1993 Buyers Guide

  • Post category:Road Test / Typhoon
  • Post last modified:07/01/2024

Consumer Review


1993 GMC Typhoon

Vehicle Type

Though based on the existing two-door mid-sized Jimmy sport utility vehicle, the Typhoon differs vastly from its more sedate sibling. Under the Typhoons hood is a massively-powerful turbocharged V-6 engine with more power than virtually anything in its class.

The drivetrain for the Typhoon is also unique to this model, combining a full-time all-wheel-drive system with an automatic transmission and four-wheel anti-lock brakes for high performance in the truest sense. The all-wheel-drive system is not intended for off-road use, but is instead designed to aid acceleration and cornering.

For 1993, the Typhoon gets minor changes. The rear suspension has been retuned for what GMC states is “better road feel” and “reduced harshness.” The driver’s seat gets a six-way power adjustment and the passenger seat receives a power lumbar feature.

Inside, the Typhoon also differs from the Jimmy in its complete array of luxury features. A major asset of the Typhoon is the sports car-like instrument panel. This replaces the clownish variety found in other Jimmys.

Externally, the Typhoon is distinguished by its low stance, big tires and alloy wheels, trick paint job and aerodynamic trim. Think of the Typhoon as a sports car with a truck body and extra cargo carrying ability.

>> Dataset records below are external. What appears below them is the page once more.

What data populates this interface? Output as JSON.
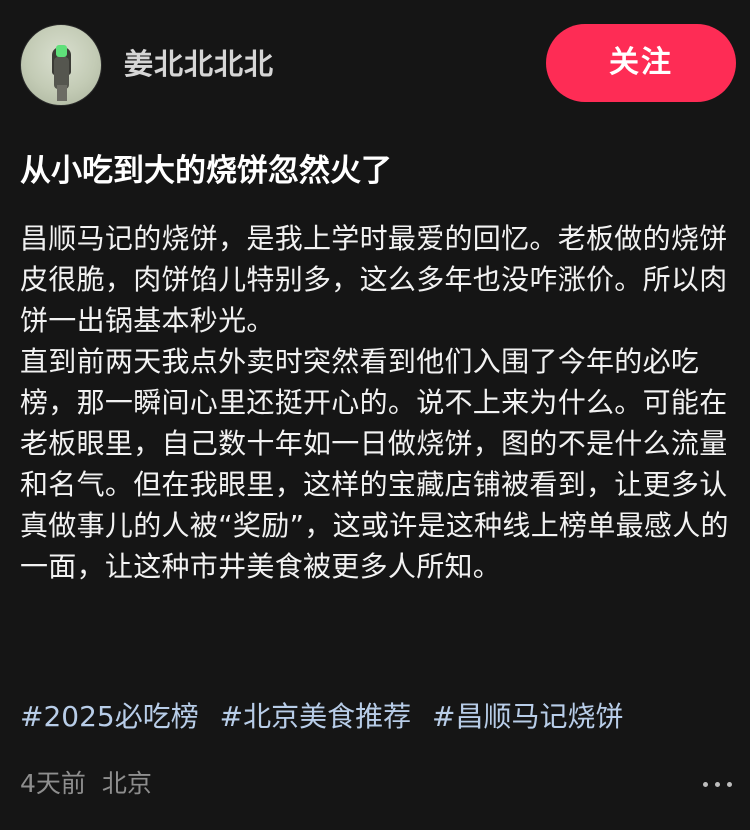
{
  "author": {
    "name": "姜北北北北",
    "avatar_icon": "user-avatar-photo"
  },
  "follow_button": {
    "label": "关注",
    "color": "#fe2c55"
  },
  "post": {
    "title": "从小吃到大的烧饼忽然火了",
    "paragraphs": [
      "昌顺马记的烧饼，是我上学时最爱的回忆。老板做的烧饼皮很脆，肉饼馅儿特别多，这么多年也没咋涨价。所以肉饼一出锅基本秒光。",
      "直到前两天我点外卖时突然看到他们入围了今年的必吃榜，那一瞬间心里还挺开心的。说不上来为什么。可能在老板眼里，自己数十年如一日做烧饼，图的不是什么流量和名气。但在我眼里，这样的宝藏店铺被看到，让更多认真做事儿的人被“奖励”，这或许是这种线上榜单最感人的一面，让这种市井美食被更多人所知。"
    ],
    "tags": [
      "#2025必吃榜",
      "#北京美食推荐",
      "#昌顺马记烧饼"
    ],
    "time": "4天前",
    "location": "北京"
  },
  "more_button": {
    "icon": "more-dots-icon"
  },
  "colors": {
    "background": "#151515",
    "tag": "#b8cde8",
    "meta": "#8e8e8e"
  }
}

To match its performance image, the Typhoon is equipped with standard leather upholstery and interior trim, sport seats with a multitude of adjustments, tilt steering wheel unique to this model, a complete set of analog gauges and an upgraded sound system with available CD player.

Engine And Drivetrain:

With 280 horsepower on hand and 350 foot-pounds of torque available, the Typhoon is nothing short of a landbound rocket. Yet to harness the considerable power, GMC has equipped the Typhoon with an all-wheel-drive system that sends 35 percent of the engine’s power to the front wheels and 65 percent to the rear. This system ensures that the engine’s muscle won’t be wasted on spinning tires.

The only transmission is a four-speed automatic. With all the power from low rpm on up, the engine is capable of a quick thrust without the need for shifting.

Ride, Performance & Handling:

Heavily revised springs, shocks, sway bars and new load leveling rear air springs bring ride and handling characteristics into the realm of sports cars as well, and the massive P245/50 V-rated tires generate impressive grip.

The Typhoon may look like a truck, but its athletic abilities will be right out of the sports car ranks. A 0 to 60 time of just 6.5 seconds and lateral acceleration on par with the likes of Porsches and Ferraris make this a very serious machine.

While some of the import brands are heading upscale, few offer any more standard equipment than the Typhoon and none come even close in terms of sheer performance. This is a vehicle that can go, corner and stop as well as some very expensive sports sedans. Plus it has real station wagon room. The only thing we might wish for would be two more doors to expand the potential market base.